The online softmax algorithm, in particular, stands as a brilliant example of mathematical reformulation enabling practical breakthroughs. It shows that sometimes the path forward isn’t to approximate or simplify, but to find clever exact reformulations that align with hardware constraints.

As we push toward ever-longer context windows and larger models, the principles behind Flash Attention—tiling for locality, online algorithms for incremental processing, and strategic recomputation will remain relevant. They remind us that in the modern era of AI, the best algorithms aren’t just mathematically elegant; they’re architecturally aware.

The success of Flash Attention also highlights a broader truth: breakthrough performance improvements often come from questioning assumptions. Everyone “knew” that attention was compute-bound. Everyone “knew” that storing intermediate values was better than recomputing them. Flash Attention proved everyone wrong, and in doing so, enabled the current generation of long-context language models that are transforming AI applications.

The memory wall that seemed insurmountable in 2021 has been broken. Not by approximation, not by new hardware, but by three mathematical tricks and a deep understanding of the machine.

References

  1. Dao, T., Fu, D. Y., Ermon, S., Rudra, A., & Ré, C. (2022). FlashAttention: Fast and Memory-Efficient Exact Attention with IO-Awareness. arXiv preprint arXiv:2205.14135.

    • The original Flash Attention paper that introduced the tiling and online softmax algorithms.
  2. Dao, T. (2023). FlashAttention-2: Faster Attention with Better Parallelism and Work Partitioning. arXiv preprint arXiv:2307.08691.

    • The follow-up paper detailing the algorithmic improvements in Flash Attention-2.
  3. Vaswani, A., Shazeer, N., Parmar, N., Uszkoreit, J., Jones, L., Gomez, A. N., … & Polosukhin, I. (2017). Attention is All You Need. Advances in neural information processing systems, 30.

    • The foundational Transformer paper that introduced the self-attention mechanism.
  4. Rabe, M. N., & Staats, C. (2021). Self-attention Does Not Need O(n²) Memory. arXiv preprint arXiv:2112.05682.
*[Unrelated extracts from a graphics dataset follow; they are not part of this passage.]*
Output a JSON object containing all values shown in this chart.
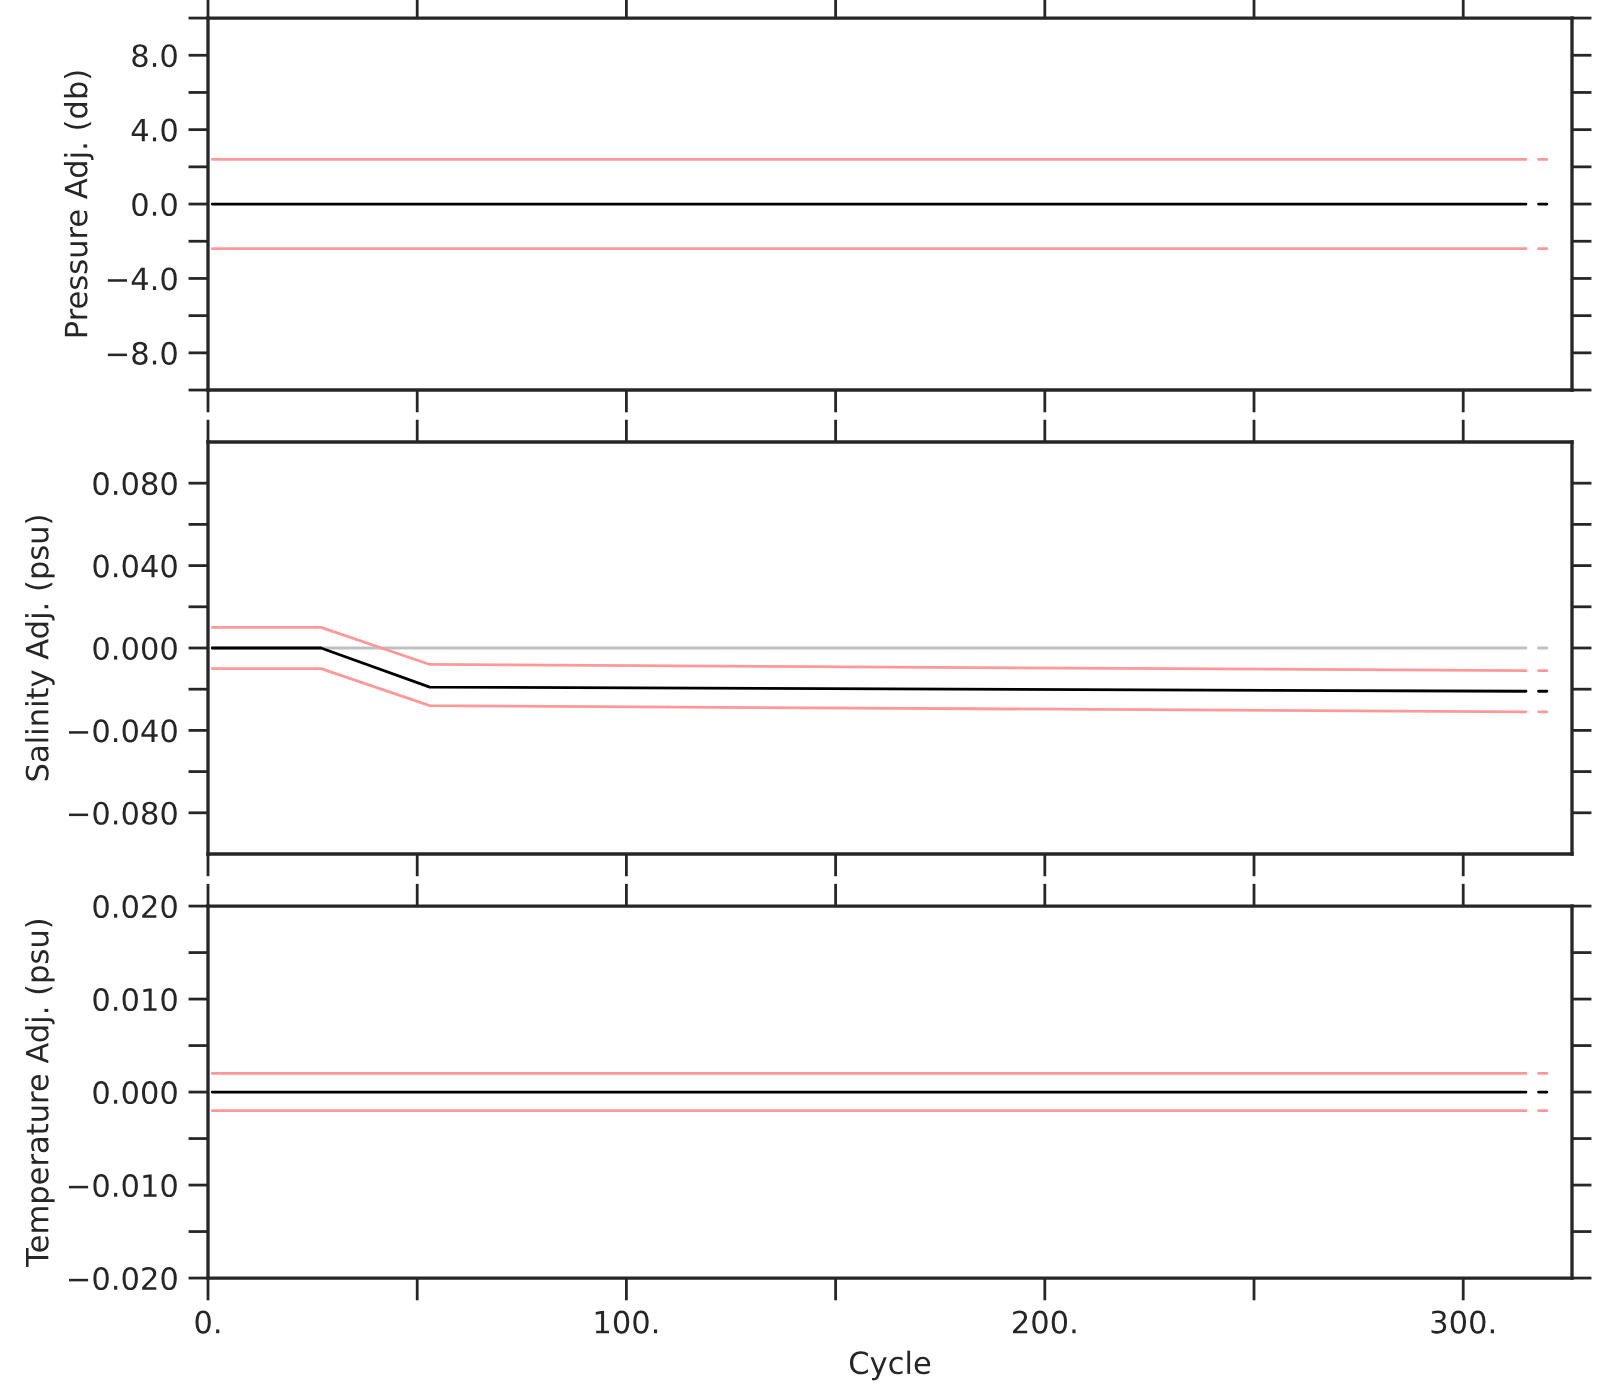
{
  "chart_data": [
    {
      "type": "line",
      "ylabel": "Pressure Adj. (db)",
      "x": [
        1,
        27,
        53,
        315,
        316,
        318,
        320
      ],
      "series": [
        {
          "color": "#ff9999",
          "values": [
            2.4,
            2.4,
            2.4,
            2.4,
            null,
            2.4,
            2.4
          ]
        },
        {
          "color": "#ff9999",
          "values": [
            -2.4,
            -2.4,
            -2.4,
            -2.4,
            null,
            -2.4,
            -2.4
          ]
        },
        {
          "color": "#000000",
          "values": [
            0,
            0,
            0,
            0,
            null,
            0,
            0
          ]
        }
      ],
      "xlim": [
        0,
        326
      ],
      "xticks": [
        {
          "value": 0,
          "label": null
        },
        {
          "value": 50,
          "label": null
        },
        {
          "value": 100,
          "label": null
        },
        {
          "value": 150,
          "label": null
        },
        {
          "value": 200,
          "label": null
        },
        {
          "value": 250,
          "label": null
        },
        {
          "value": 300,
          "label": null
        }
      ],
      "ylim": [
        -10,
        10
      ],
      "yticks": [
        {
          "value": -10,
          "label": null
        },
        {
          "value": -8,
          "label": "−8.0"
        },
        {
          "value": -6,
          "label": null
        },
        {
          "value": -4,
          "label": "−4.0"
        },
        {
          "value": -2,
          "label": null
        },
        {
          "value": 0,
          "label": "0.0"
        },
        {
          "value": 2,
          "label": null
        },
        {
          "value": 4,
          "label": "4.0"
        },
        {
          "value": 6,
          "label": null
        },
        {
          "value": 8,
          "label": "8.0"
        },
        {
          "value": 10,
          "label": null
        }
      ],
      "tick_labels": "y",
      "grid": false
    },
    {
      "type": "line",
      "ylabel": "Salinity Adj. (psu)",
      "x": [
        1,
        27,
        53,
        315,
        316,
        318,
        320
      ],
      "series": [
        {
          "color": "#c0c0c0",
          "values": [
            0,
            0,
            0,
            0,
            null,
            0,
            0
          ]
        },
        {
          "color": "#ff9999",
          "values": [
            0.01,
            0.01,
            -0.008,
            -0.011,
            null,
            -0.011,
            -0.011
          ]
        },
        {
          "color": "#ff9999",
          "values": [
            -0.01,
            -0.01,
            -0.028,
            -0.031,
            null,
            -0.031,
            -0.031
          ]
        },
        {
          "color": "#000000",
          "values": [
            0,
            0,
            -0.019,
            -0.021,
            null,
            -0.021,
            -0.021
          ]
        }
      ],
      "xlim": [
        0,
        326
      ],
      "xticks": [
        {
          "value": 0,
          "label": null
        },
        {
          "value": 50,
          "label": null
        },
        {
          "value": 100,
          "label": null
        },
        {
          "value": 150,
          "label": null
        },
        {
          "value": 200,
          "label": null
        },
        {
          "value": 250,
          "label": null
        },
        {
          "value": 300,
          "label": null
        }
      ],
      "ylim": [
        -0.1,
        0.1
      ],
      "yticks": [
        {
          "value": -0.08,
          "label": "−0.080"
        },
        {
          "value": -0.06,
          "label": null
        },
        {
          "value": -0.04,
          "label": "−0.040"
        },
        {
          "value": -0.02,
          "label": null
        },
        {
          "value": 0,
          "label": "0.000"
        },
        {
          "value": 0.02,
          "label": null
        },
        {
          "value": 0.04,
          "label": "0.040"
        },
        {
          "value": 0.06,
          "label": null
        },
        {
          "value": 0.08,
          "label": "0.080"
        }
      ],
      "tick_labels": "y",
      "grid": false
    },
    {
      "type": "line",
      "ylabel": "Temperature Adj. (psu)",
      "xlabel": "Cycle",
      "x": [
        1,
        27,
        53,
        315,
        316,
        318,
        320
      ],
      "series": [
        {
          "color": "#ff9999",
          "values": [
            0.002,
            0.002,
            0.002,
            0.002,
            null,
            0.002,
            0.002
          ]
        },
        {
          "color": "#ff9999",
          "values": [
            -0.002,
            -0.002,
            -0.002,
            -0.002,
            null,
            -0.002,
            -0.002
          ]
        },
        {
          "color": "#000000",
          "values": [
            0,
            0,
            0,
            0,
            null,
            0,
            0
          ]
        }
      ],
      "xlim": [
        0,
        326
      ],
      "xticks": [
        {
          "value": 0,
          "label": "0."
        },
        {
          "value": 50,
          "label": null
        },
        {
          "value": 100,
          "label": "100."
        },
        {
          "value": 150,
          "label": null
        },
        {
          "value": 200,
          "label": "200."
        },
        {
          "value": 250,
          "label": null
        },
        {
          "value": 300,
          "label": "300."
        }
      ],
      "ylim": [
        -0.02,
        0.02
      ],
      "yticks": [
        {
          "value": -0.02,
          "label": "−0.020"
        },
        {
          "value": -0.015,
          "label": null
        },
        {
          "value": -0.01,
          "label": "−0.010"
        },
        {
          "value": -0.005,
          "label": null
        },
        {
          "value": 0,
          "label": "0.000"
        },
        {
          "value": 0.005,
          "label": null
        },
        {
          "value": 0.01,
          "label": "0.010"
        },
        {
          "value": 0.015,
          "label": null
        },
        {
          "value": 0.02,
          "label": "0.020"
        }
      ],
      "grid": false
    }
  ]
}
    • Important theoretical work on memory-efficient attention computation that influenced Flash Attention’s development.
  5. Milakov, M., & Gimelshein, N. (2018). Online normalizer calculation for softmax. arXiv preprint arXiv:1805.02867.

    • Mathematical foundation for the online softmax algorithm used in Flash Attention.
  6. Child, R., Gray, S., Radford, A., & Sutskever, I. (2019). Generating Long Sequences with Sparse Transformers. arXiv preprint arXiv:1904.10509.

    • Representative work on sparse attention that, despite reducing FLOPs, often failed to deliver wall-clock speedups.
  7. NVIDIA. (2020). NVIDIA A100 Tensor Core GPU Architecture. NVIDIA Corporation.

    • Technical specifications of the A100 GPU architecture that Flash Attention was optimized for.